After our near death experience with a squirrel at the Grand Canyon, we are on our way to Los Angeles. At last.
We wake in our little Airbnb and I feel the slightest bit of sadness. Not enough time could be spent in Arizona, but I also already knew I’d love it here. I am a desert person through and through.
Just a couple of hours in, we hit the state line to California and the border agents shruggingly let us through. We could have brought in all of the pests and invasive plants, had we wanted to! I snap a pic of David in front of the Welcome sign and we continue.
The further we drive in, the hazier the world around us becomes. I can’t decide if this is from the LA smog blowing hundreds of miles over or from forest fires. Maybe both. Either way, the mountains around us are now only vague lines in the sky and the landscape makes me feel like I am in Mad Max.
In an effort to hit every single National Park within my general vicinity, I detour us towards Joshua Tree on our way in. This requires you drive up yet another mountain and on top is a very California-ized resort town, of sorts, surrounded by yuccas. There’s crystal shops and art galleries that look as old as the mountain, weaved in with gleaming, new Starbucks shops and places advertising acai bowls. It gives me the impression that this was once a place for the true outcasts and artists before being overrun with hipsters.

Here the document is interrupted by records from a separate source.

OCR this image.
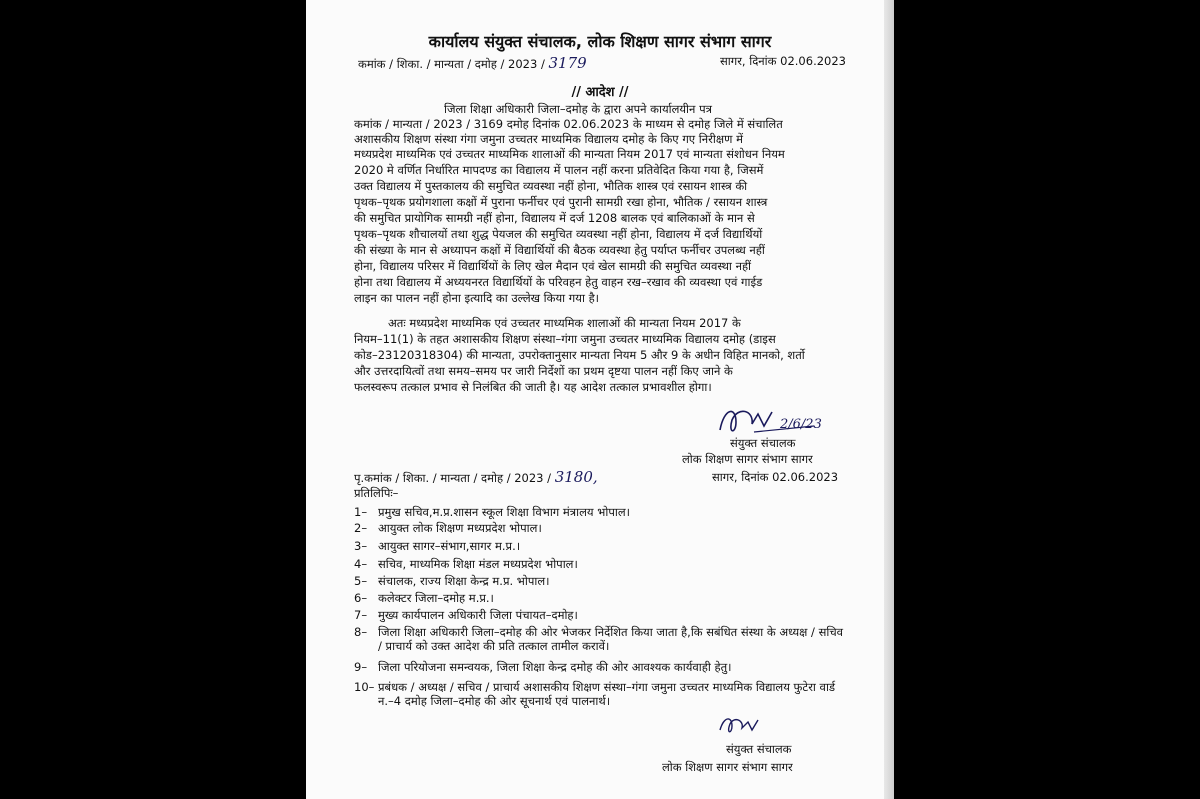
कार्यालय संयुक्त संचालक, लोक शिक्षण सागर संभाग सागर
कमांक / शिका. / मान्यता / दमोह / 2023 / 3179	सागर, दिनांक 02.06.2023
// आदेश //
जिला शिक्षा अधिकारी जिला–दमोह के द्वारा अपने कार्यालयीन पत्र
कमांक / मान्यता / 2023 / 3169 दमोह दिनांक 02.06.2023 के माध्यम से दमोह जिले में संचालित
अशासकीय शिक्षण संस्था गंगा जमुना उच्चतर माध्यमिक विद्यालय दमोह के किए गए निरीक्षण में
मध्यप्रदेश माध्यमिक एवं उच्चतर माध्यमिक शालाओं की मान्यता नियम 2017 एवं मान्यता संशोधन नियम
2020 मे वर्णित निर्धारित मापदण्ड का विद्यालय में पालन नहीं करना प्रतिवेदित किया गया है, जिसमें
उक्त विद्यालय में पुस्तकालय की समुचित व्यवस्था नहीं होना, भौतिक शास्त्र एवं रसायन शास्त्र की
पृथक–पृथक प्रयोगशाला कक्षों में पुराना फर्नीचर एवं पुरानी सामग्री रखा होना, भौतिक / रसायन शास्त्र
की समुचित प्रायोगिक सामग्री नहीं होना, विद्यालय में दर्ज 1208 बालक एवं बालिकाओं के मान से
पृथक–पृथक शौचालयों तथा शुद्ध पेयजल की समुचित व्यवस्था नहीं होना, विद्यालय में दर्ज विद्यार्थियों
की संख्या के मान से अध्यापन कक्षों में विद्यार्थियों की बैठक व्यवस्था हेतु पर्याप्त फर्नीचर उपलब्ध नहीं
होना, विद्यालय परिसर में विद्यार्थियों के लिए खेल मैदान एवं खेल सामग्री की समुचित व्यवस्था नहीं
होना तथा विद्यालय में अध्ययनरत विद्यार्थियों के परिवहन हेतु वाहन रख–रखाव की व्यवस्था एवं गाईड
लाइन का पालन नहीं होना इत्यादि का उल्लेख किया गया है।
अतः मध्यप्रदेश माध्यमिक एवं उच्चतर माध्यमिक शालाओं की मान्यता नियम 2017 के
नियम–11(1) के तहत अशासकीय शिक्षण संस्था–गंगा जमुना उच्चतर माध्यमिक विद्यालय दमोह (डाइस
कोड–23120318304) की मान्यता, उपरोक्तानुसार मान्यता नियम 5 और 9 के अधीन विहित मानको, शर्तो
और उत्तरदायित्वों तथा समय–समय पर जारी निर्देशों का प्रथम दृष्टया पालन नहीं किए जाने के
फलस्वरूप तत्काल प्रभाव से निलंबित की जाती है। यह आदेश तत्काल प्रभावशील होगा।
2/6/23
संयुक्त संचालक
लोक शिक्षण सागर संभाग सागर
सागर, दिनांक 02.06.2023
पृ.कमांक / शिका. / मान्यता / दमोह / 2023 / 3180,
प्रतिलिपिः–
1– प्रमुख सचिव,म.प्र.शासन स्कूल शिक्षा विभाग मंत्रालय भोपाल।
2– आयुक्त लोक शिक्षण मध्यप्रदेश भोपाल।
3– आयुक्त सागर–संभाग,सागर म.प्र.।
4– सचिव, माध्यमिक शिक्षा मंडल मध्यप्रदेश भोपाल।
5– संचालक, राज्य शिक्षा केन्द्र म.प्र. भोपाल।
6– कलेक्टर जिला–दमोह म.प्र.।
7– मुख्य कार्यपालन अधिकारी जिला पंचायत–दमोह।
8– जिला शिक्षा अधिकारी जिला–दमोह की ओर भेजकर निर्देशित किया जाता है,कि सबंधित संस्था के अध्यक्ष / सचिव / प्राचार्य को उक्त आदेश की प्रति तत्काल तामील करावें।
9– जिला परियोजना समन्वयक, जिला शिक्षा केन्द्र दमोह की ओर आवश्यक कार्यवाही हेतु।
10– प्रबंधक / अध्यक्ष / सचिव / प्राचार्य अशासकीय शिक्षण संस्था–गंगा जमुना उच्चतर माध्यमिक विद्यालय फुटेरा वार्ड न.–4 दमोह जिला–दमोह की ओर सूचनार्थ एवं पालनार्थ।
संयुक्त संचालक
लोक शिक्षण सागर संभाग सागर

We drive straight through and into the National Park. I hold up our ATBP pass and they wave me through. This pass makes me feel so powerful. I am the park queen! Give me all the access.
I am shocked by how different the park desert is to the desert around the town. The sand transitions from orange into a milky white and orange rocks jut out from the earth. I feel so close to the sky up here. You aren’t allowed to camp at this park at night – so I can only imagine what the stars look like.
Joshua Trees wave at us from every direction and we get out of the car to snap some pictures. Two shirtless men sweatily pass us, carrying a dead Joshua Tree with. This seems illegal… because it is. But I think they are tripping so we don’t get involved. Stealing an animal’s home for your stoned spirituality seems counter productive to me.
I’m pretty sure I never saw a yucca tree in The Flintstones, but I can’t seem to get the theme song out of my head as we walk around. Our time here is brief though, and soon we yabba dabba doo out of there.
Magically, we somehow miss all of the traffic on our way into the city and soon we are at our next Airbnb in Los Feliz. This is a really hip spot right next to Hollywood and Griffith, and I’d ten out of ten recommend this area as a place to stay!
As we step out of the car, however, we find ourselves swallowing in humid, polluted air. It’s hot. It’s really hot. And it’s a sticky, smoggy hot. Turns out, LA is having an incredibly out-of-character heat wave – just for the weekend we are staying, of course.
We feel a little ripped off – this place is supposed to be temperate all year! I’d rather be back in Tucson. At least in Arizona it doesn’t feel like you’re breathing in the color yellow.
When we enter the Airbnb, we are greeted with even more stagnate, sweaty air and no A/C. It feels a little bit like we are a gooey cake mix inside of an Easy Bake Oven.
It’s so hot during the night, we actually put blankets on the floor and sleep in the living room because it’s the only area with a fan. I deliriously sweat all night and crawl around the apartment to try and get comfortable. I finally make my way up and settle on the couch where I briefly slumber for an hour.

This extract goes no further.